Gapless symmetry-protected topological phase of quantum antiferromagnets on anisotropic triangular strip

Abstract

We study a three-leg spin-1/2 ladder with geometrically frustrated interleg interactions. We call this model an anisotropic triangular-strip (ATS) model. We numerically and field-theoretically show that its ground state belongs to a gapless symmetry-protected topological (SPT) phase. The numerical approach is based on density-matrix renormalization group analyses of the entanglement entropy and the entanglement spectrum. Whereas the entanglement entropy exhibits a critical behavior, the entanglement spectrum is nontrivially degenerate. These entanglement properties imply that the ground state is a gapless topological phase. We investigate the ATS model using a quantum field theory to support the numerical findings. When the frustrated interchain interaction is deemed a perturbation acting on the three spin chains, the frustrated interchain interaction almost isolates the second chain from the other two chains.

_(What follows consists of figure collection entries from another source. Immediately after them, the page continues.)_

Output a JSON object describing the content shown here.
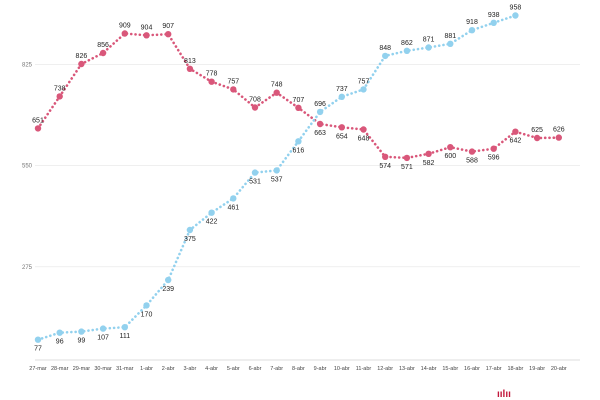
{
  "colors": {
    "series_a": "#d9577a",
    "series_b": "#92d1ee",
    "logo": "#c2183c"
  },
  "logo_glyph": "ıılıı",
  "chart_data": {
    "type": "line",
    "title": "",
    "xlabel": "",
    "ylabel": "",
    "ylim": [
      0,
      1000
    ],
    "yticks": [
      275,
      550,
      825
    ],
    "grid": true,
    "legend": "none",
    "categories": [
      "27-mar",
      "28-mar",
      "29-mar",
      "30-mar",
      "31-mar",
      "1-abr",
      "2-abr",
      "3-abr",
      "4-abr",
      "5-abr",
      "6-abr",
      "7-abr",
      "8-abr",
      "9-abr",
      "10-abr",
      "11-abr",
      "12-abr",
      "13-abr",
      "14-abr",
      "15-abr",
      "16-abr",
      "17-abr",
      "18-abr",
      "19-abr",
      "20-abr"
    ],
    "series": [
      {
        "color": "#d9577a",
        "values": [
          651,
          738,
          826,
          856,
          909,
          904,
          907,
          813,
          778,
          757,
          708,
          748,
          707,
          663,
          654,
          648,
          574,
          571,
          582,
          600,
          588,
          596,
          642,
          625,
          626
        ]
      },
      {
        "color": "#92d1ee",
        "values": [
          77,
          96,
          99,
          107,
          111,
          170,
          239,
          375,
          422,
          461,
          531,
          537,
          616,
          696,
          737,
          757,
          848,
          862,
          871,
          881,
          918,
          938,
          958,
          null,
          null
        ]
      }
    ]
  }
}
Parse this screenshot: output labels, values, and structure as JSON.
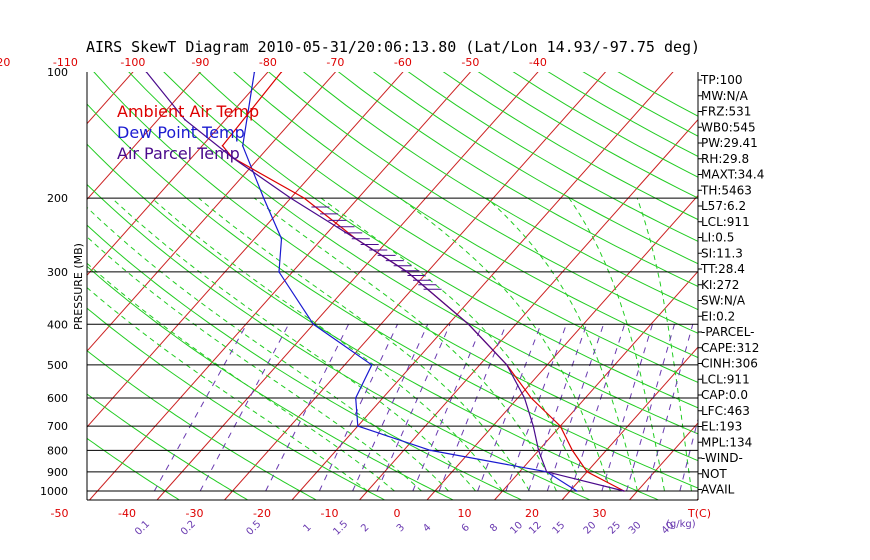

However, at the same time, the second chain mediates a ferromagnetic interaction between the first and third chains. Therefore, the ground state of the ATS model is a gapless Tomonaga-Luttinger liquid weakly coupled to a spin-1 Haldane chain with irrelevant interactions. Last but not least, we show that the gapless SPT phase of the ATS model is a symmetry-protected critical phase. We point out that the symmetry protection of criticality is essential in characterization of the gapless SPT phase.